Полная версия:
Театр механических кукол. Новые горизонты
Глава 47. Владелец: Архитектура пустоты
## Часть I. Наследие демиурга
Запах внизу изменился. За месяцы, проведенные в театре, Лия Марченко привыкла к сложным ароматам старого здания: пыльная взвесь, вековой бархат, озон от коротких замыканий, сладковатый привкус машинного масла и сырость подвального камня. Но сейчас, когда тяжелая дубовая дверь кабинета Франца Штейнера закрылась за её спиной, отсекая звуки репетиции наверху, воздух стал другим. Он пах типографской краской — свежей, еще липкой, той самой, которой печатали афиши премьеры. И кровью. Старым, спекшимся железом.

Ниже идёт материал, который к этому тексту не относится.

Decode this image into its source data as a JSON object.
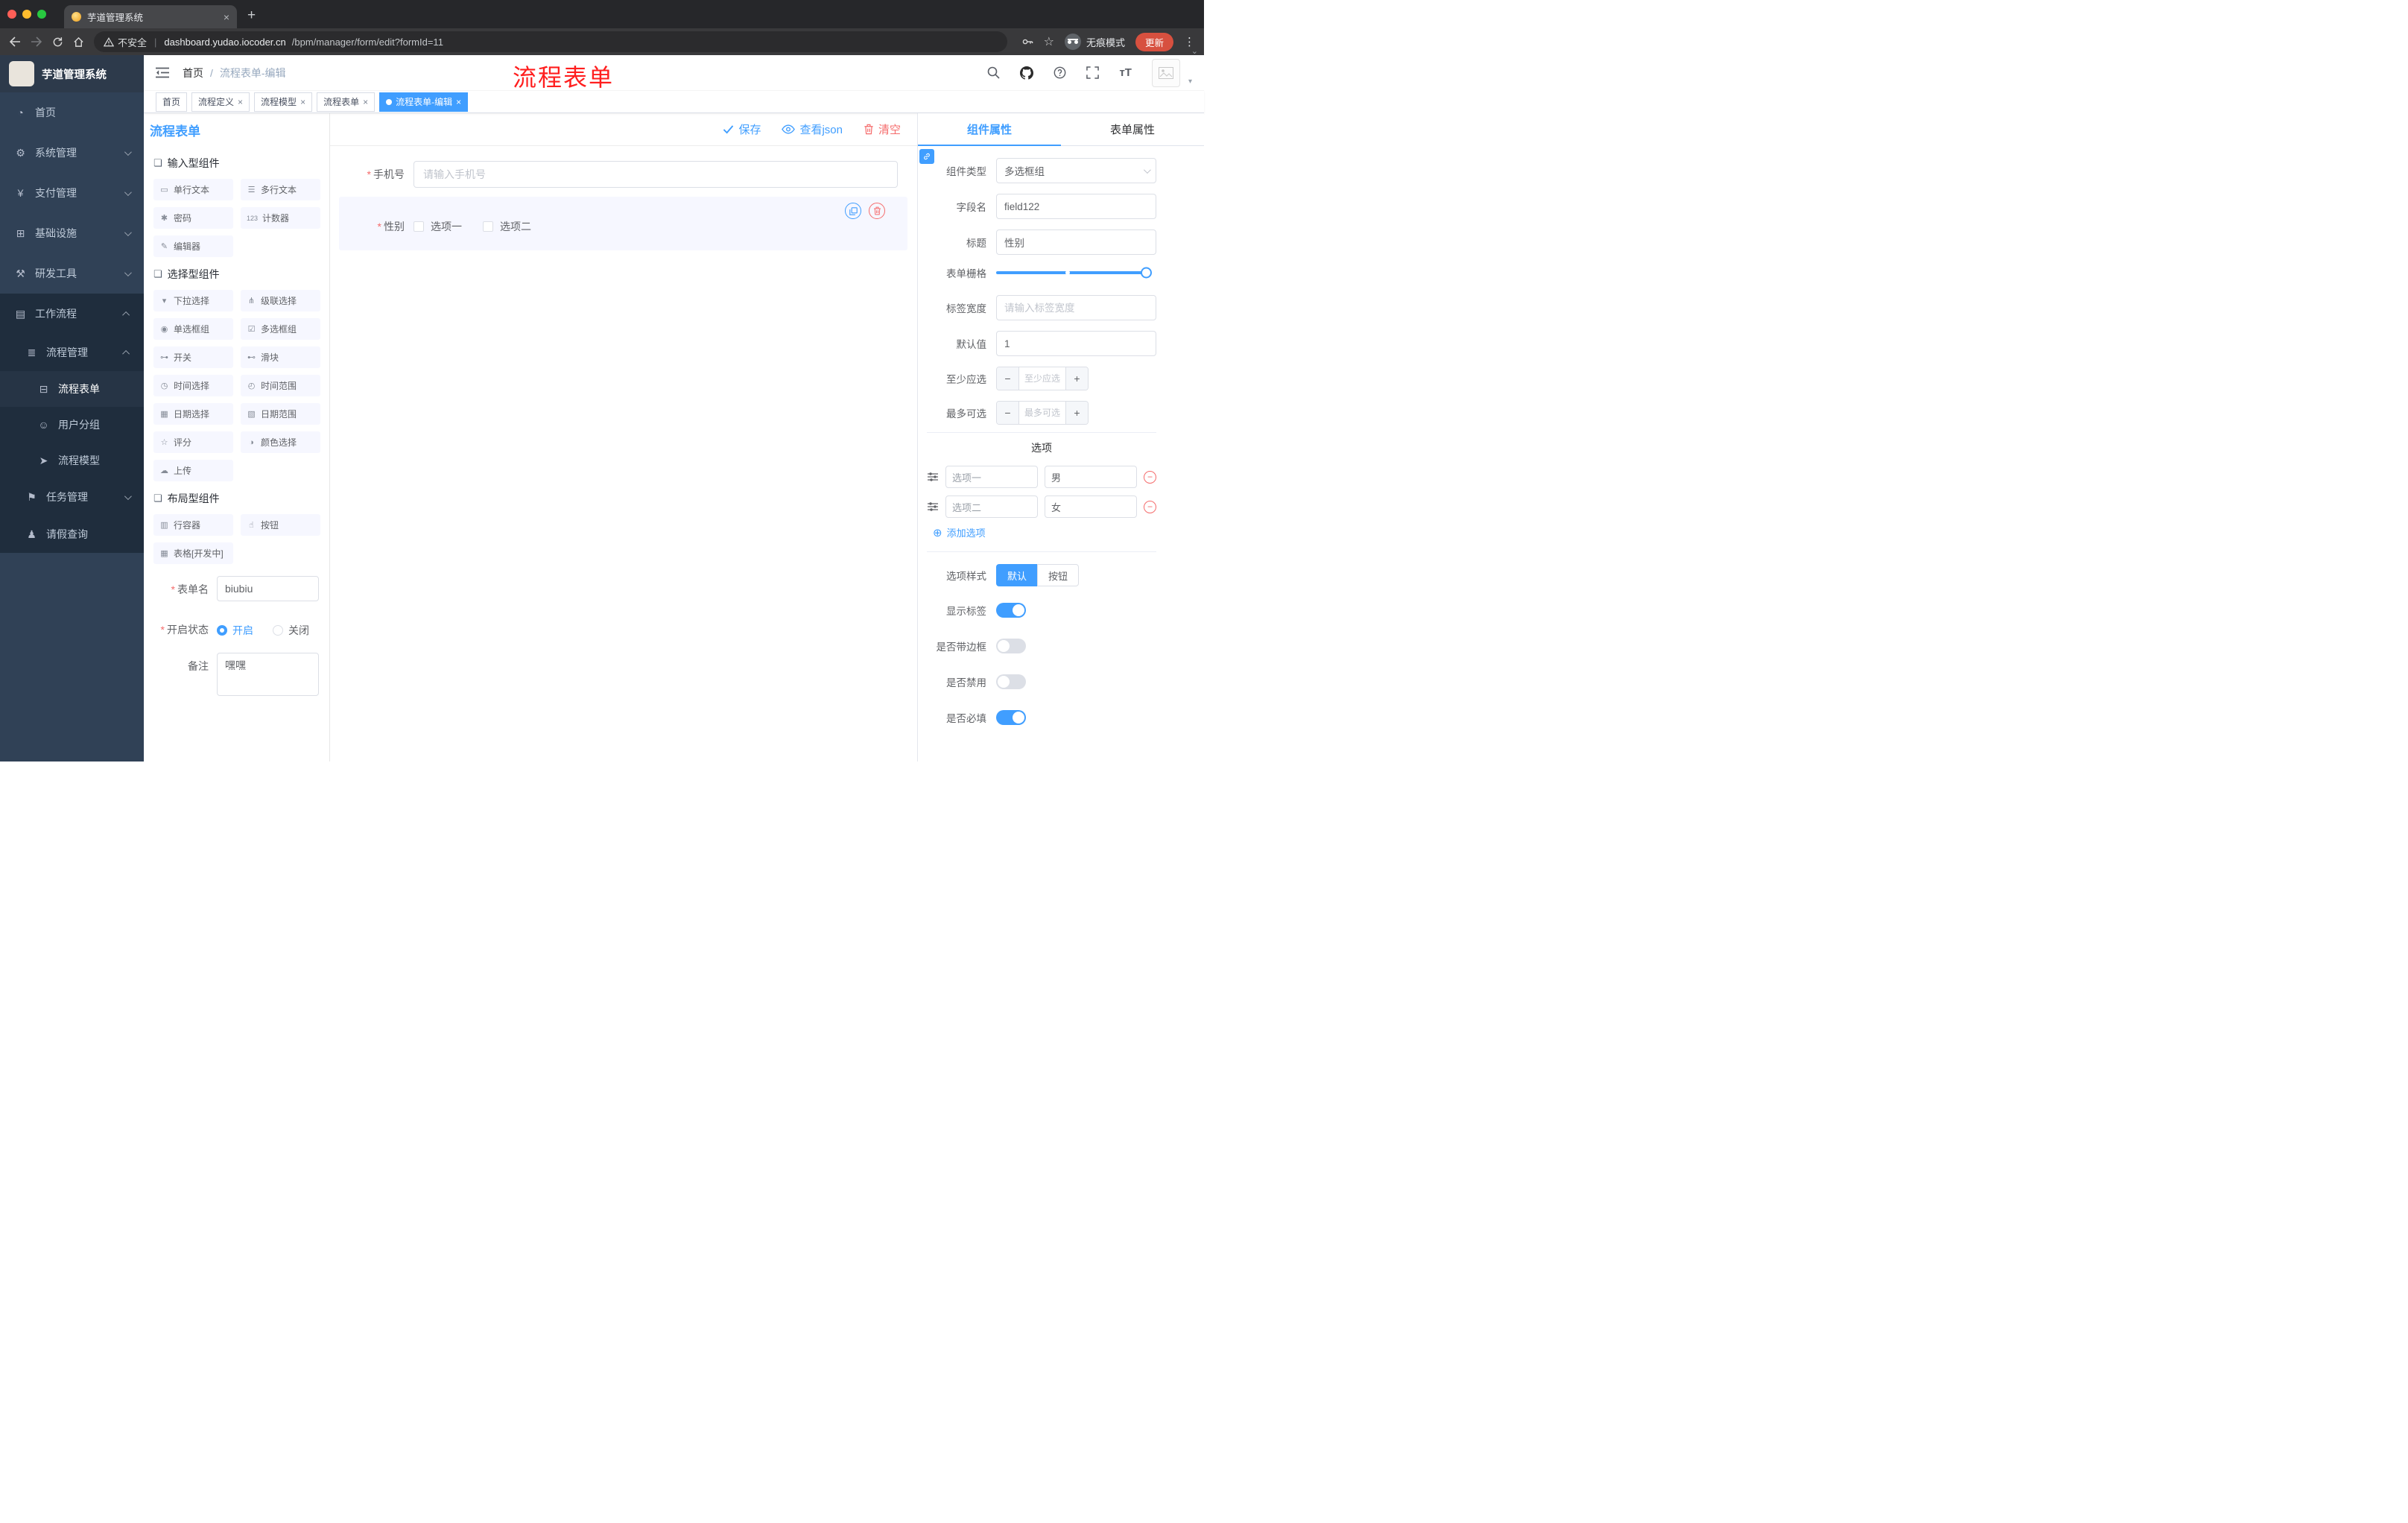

Лия провела пальцами по корешкам книг на полках. Это была не библиотека драматурга. Здесь стояли трактаты по анатомии человека и часовых механизмов, переплетенные в одну обложку; труды по оптике, где формулы преломления света соседствовали с молитвами об изгнании теней; и чертежи самого театра, выполненные чернилами, которые светились в темноте слабым, болезненно-желтым светом.

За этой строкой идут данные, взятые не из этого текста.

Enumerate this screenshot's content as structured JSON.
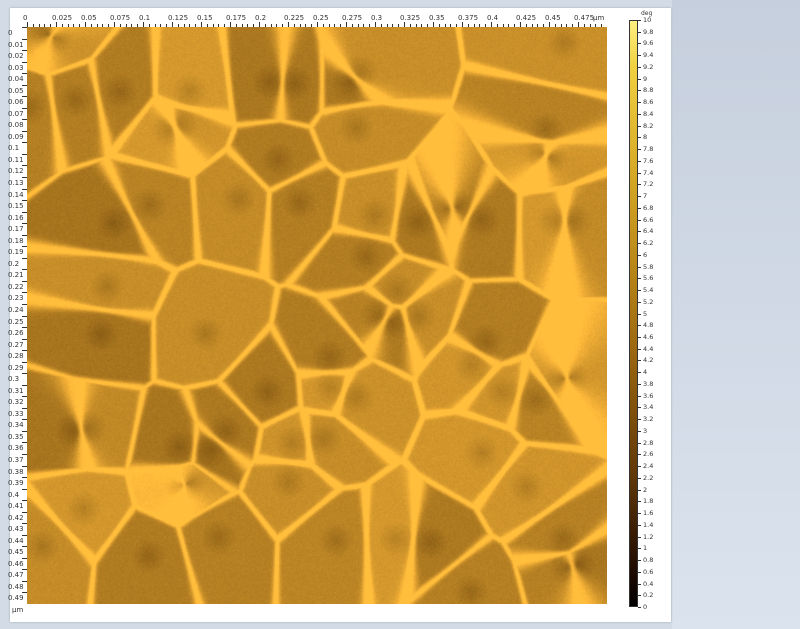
{
  "x_axis": {
    "unit": "µm",
    "labels": [
      "0",
      "0.025",
      "0.05",
      "0.075",
      "0.1",
      "0.125",
      "0.15",
      "0.175",
      "0.2",
      "0.225",
      "0.25",
      "0.275",
      "0.3",
      "0.325",
      "0.35",
      "0.375",
      "0.4",
      "0.425",
      "0.45",
      "0.475"
    ]
  },
  "y_axis": {
    "unit": "µm",
    "labels": [
      "0",
      "0.01",
      "0.02",
      "0.03",
      "0.04",
      "0.05",
      "0.06",
      "0.07",
      "0.08",
      "0.09",
      "0.1",
      "0.11",
      "0.12",
      "0.13",
      "0.14",
      "0.15",
      "0.16",
      "0.17",
      "0.18",
      "0.19",
      "0.2",
      "0.21",
      "0.22",
      "0.23",
      "0.24",
      "0.25",
      "0.26",
      "0.27",
      "0.28",
      "0.29",
      "0.3",
      "0.31",
      "0.32",
      "0.33",
      "0.34",
      "0.35",
      "0.36",
      "0.37",
      "0.38",
      "0.39",
      "0.4",
      "0.41",
      "0.42",
      "0.43",
      "0.44",
      "0.45",
      "0.46",
      "0.47",
      "0.48",
      "0.49"
    ]
  },
  "colorbar": {
    "unit": "deg",
    "min": 0,
    "max": 10,
    "labels": [
      "10",
      "9.8",
      "9.6",
      "9.4",
      "9.2",
      "9",
      "8.8",
      "8.6",
      "8.4",
      "8.2",
      "8",
      "7.8",
      "7.6",
      "7.4",
      "7.2",
      "7",
      "6.8",
      "6.6",
      "6.4",
      "6.2",
      "6",
      "5.8",
      "5.6",
      "5.4",
      "5.2",
      "5",
      "4.8",
      "4.6",
      "4.4",
      "4.2",
      "4",
      "3.8",
      "3.6",
      "3.4",
      "3.2",
      "3",
      "2.8",
      "2.6",
      "2.4",
      "2.2",
      "2",
      "1.8",
      "1.6",
      "1.4",
      "1.2",
      "1",
      "0.8",
      "0.6",
      "0.4",
      "0.2",
      "0"
    ]
  }
}
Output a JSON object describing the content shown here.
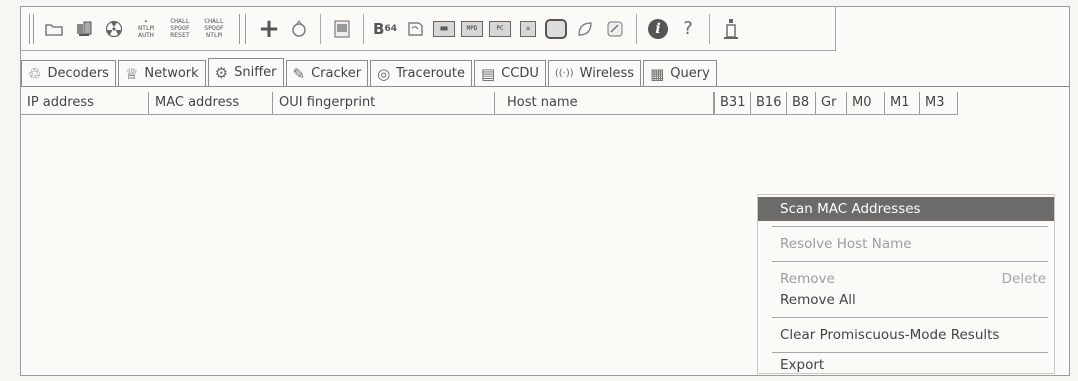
{
  "toolbar": {
    "buttons": [
      {
        "name": "open-icon",
        "glyph": "🗀"
      },
      {
        "name": "sniffer-adapter-icon",
        "glyph": "⚙"
      },
      {
        "name": "radiation-icon",
        "glyph": "☢"
      },
      {
        "name": "ntlm-auth",
        "text": "NTLM\nAUTH"
      },
      {
        "name": "chall-spoof-reset",
        "text": "CHALL\nSPOOF\nRESET"
      },
      {
        "name": "chall-spoof-ntlm",
        "text": "CHALL\nSPOOF\nNTLM"
      }
    ],
    "b64_label": "B",
    "b64_sub": "64",
    "help_glyph": "?",
    "info_glyph": "i",
    "plus_glyph": "+"
  },
  "tabs": [
    {
      "label": "Decoders",
      "icon": "decoders-icon",
      "glyph": "♲"
    },
    {
      "label": "Network",
      "icon": "network-icon",
      "glyph": "♕"
    },
    {
      "label": "Sniffer",
      "icon": "sniffer-icon",
      "glyph": "⚙"
    },
    {
      "label": "Cracker",
      "icon": "cracker-icon",
      "glyph": "✎"
    },
    {
      "label": "Traceroute",
      "icon": "traceroute-icon",
      "glyph": "◎"
    },
    {
      "label": "CCDU",
      "icon": "ccdu-icon",
      "glyph": "▤"
    },
    {
      "label": "Wireless",
      "icon": "wireless-icon",
      "glyph": "((·))"
    },
    {
      "label": "Query",
      "icon": "query-icon",
      "glyph": "▦"
    }
  ],
  "table": {
    "columns": [
      "IP address",
      "MAC address",
      "OUI fingerprint",
      "Host name",
      "B31",
      "B16",
      "B8",
      "Gr",
      "M0",
      "M1",
      "M3"
    ]
  },
  "context_menu": {
    "scan": "Scan MAC Addresses",
    "resolve": "Resolve Host Name",
    "remove": "Remove",
    "remove_shortcut": "Delete",
    "remove_all": "Remove All",
    "clear": "Clear Promiscuous-Mode Results",
    "export": "Export"
  }
}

— Он проектировал их души так же, как инженеры проектируют мосты, — голос Антона прозвучал неестественно громко в абсолютной тишине кабинета.
Владелец стоял у огромного верстака в центре комнаты. Его силуэт казался вырезанным из серой бумаги на фоне окна, забранного толстым рифленым стеклом. Свет падал сверху, деля его лицо пополам: одна половина была залита холодным золотом осеннего утра, вторая утопала в тени, где лишь пульсировали те самые янтарные глаза.
— Ты знала, что пружина Арлекина сделана из рессор кареты, которая сбила первого возлюбленного Мари? — Антон провел рукой над разложенными инструментами. На зеленом сукне лежали тончайшие щупы, иглы для настройки граммофонов и хирургические пилы. — А фарфор Коломбины замешан на пепле писем Елизаветы. Штейнер был гениальным механиком, но посредственным поэтом. Ему нужны были настоящие эмоции, чтобы смазывать шестеренки. Живая боль работала лучше любого графита.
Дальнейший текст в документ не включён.